# Chapter 9

Nested for loops – This topic has been removed from the current 2021 syllabus

I. Fill in the blanks:

1. A loop within another loop is called as ________________

2. You can use ________________statement to terminate a loop block.

3. _________________is a tag that decides which part of the loop is to be used.

4.Repetition of ______________loop takes place before ________________loop.

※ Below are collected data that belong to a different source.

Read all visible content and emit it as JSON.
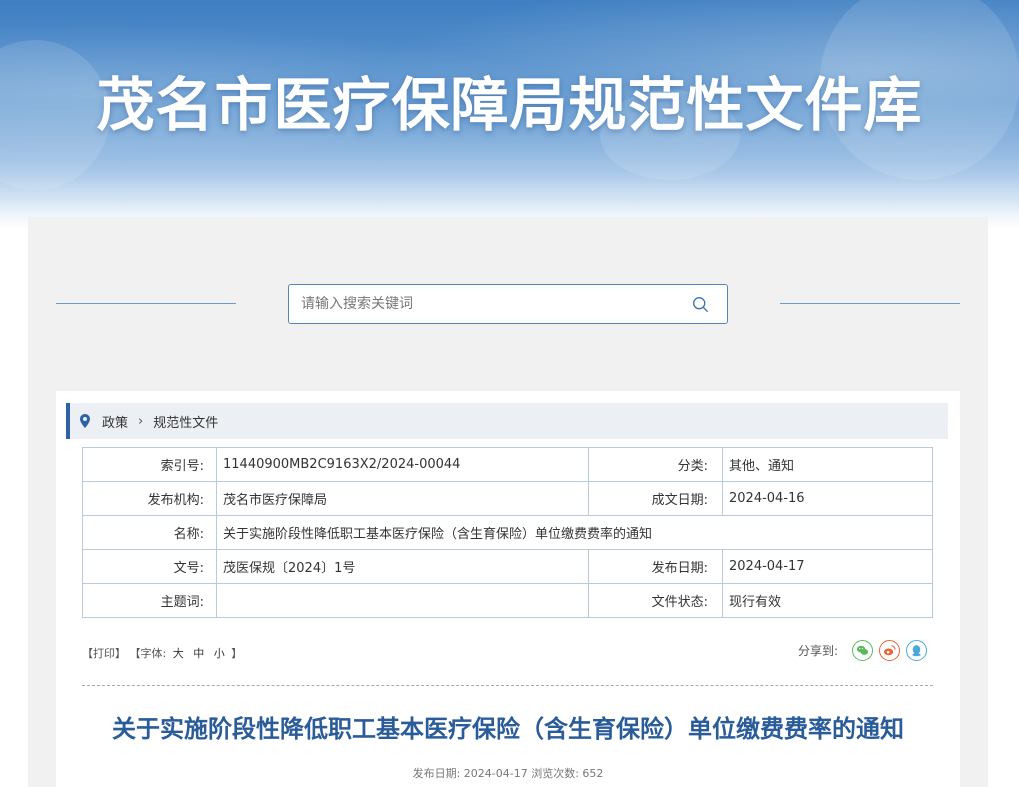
{
  "banner": {
    "title": "茂名市医疗保障局规范性文件库"
  },
  "search": {
    "placeholder": "请输入搜索关键词"
  },
  "breadcrumb": {
    "items": [
      "政策",
      "规范性文件"
    ]
  },
  "meta": {
    "index_label": "索引号:",
    "index_value": "11440900MB2C9163X2/2024-00044",
    "category_label": "分类:",
    "category_value": "其他、通知",
    "publisher_label": "发布机构:",
    "publisher_value": "茂名市医疗保障局",
    "created_label": "成文日期:",
    "created_value": "2024-04-16",
    "name_label": "名称:",
    "name_value": "关于实施阶段性降低职工基本医疗保险（含生育保险）单位缴费费率的通知",
    "docno_label": "文号:",
    "docno_value": "茂医保规〔2024〕1号",
    "published_label": "发布日期:",
    "published_value": "2024-04-17",
    "subject_label": "主题词:",
    "subject_value": "",
    "status_label": "文件状态:",
    "status_value": "现行有效"
  },
  "tools": {
    "print": "【打印】",
    "font_prefix": "【字体:",
    "font_large": "大",
    "font_medium": "中",
    "font_small": "小",
    "font_suffix": "】",
    "share_label": "分享到:"
  },
  "icons": {
    "wechat": "wechat-icon",
    "weibo": "weibo-icon",
    "qq": "qq-icon"
  },
  "colors": {
    "accent": "#2d63a6",
    "title": "#2a5c9a",
    "wechat": "#5cb85c",
    "weibo": "#e8643a",
    "qq": "#4aa8dc"
  },
  "article": {
    "title": "关于实施阶段性降低职工基本医疗保险（含生育保险）单位缴费费率的通知",
    "meta": "发布日期: 2024-04-17   浏览次数: 652"
  }
}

5. _______________statement will repeat a loop for next iteration after ignoring some statements of the loop.

Ans.

1. nested loop

2. break

3. Label [Out of scope of present syllabus]

4. inner , outer

5. continue

II. Write whether the following statements are true/false:

1. Loop is a repetitive structure.

2. Nesting of loops means restricting the use of inner loop.

3. When break statement is applied, it terminates the program completely.

4. When the outer loop completes its iterations, the inner loop starts.

5. Labelled continue statement allows the next iteration of the loop from any place of looping structure.

Ans.

1. true

2. false

3. false

4. false

5. [Out of scope of present syllabus]

III. Differentiate between the following:

1. Nested if and nested loop

Ans.

Nested if

i) A ‘Nested if’ construct does not get executed repeatedly.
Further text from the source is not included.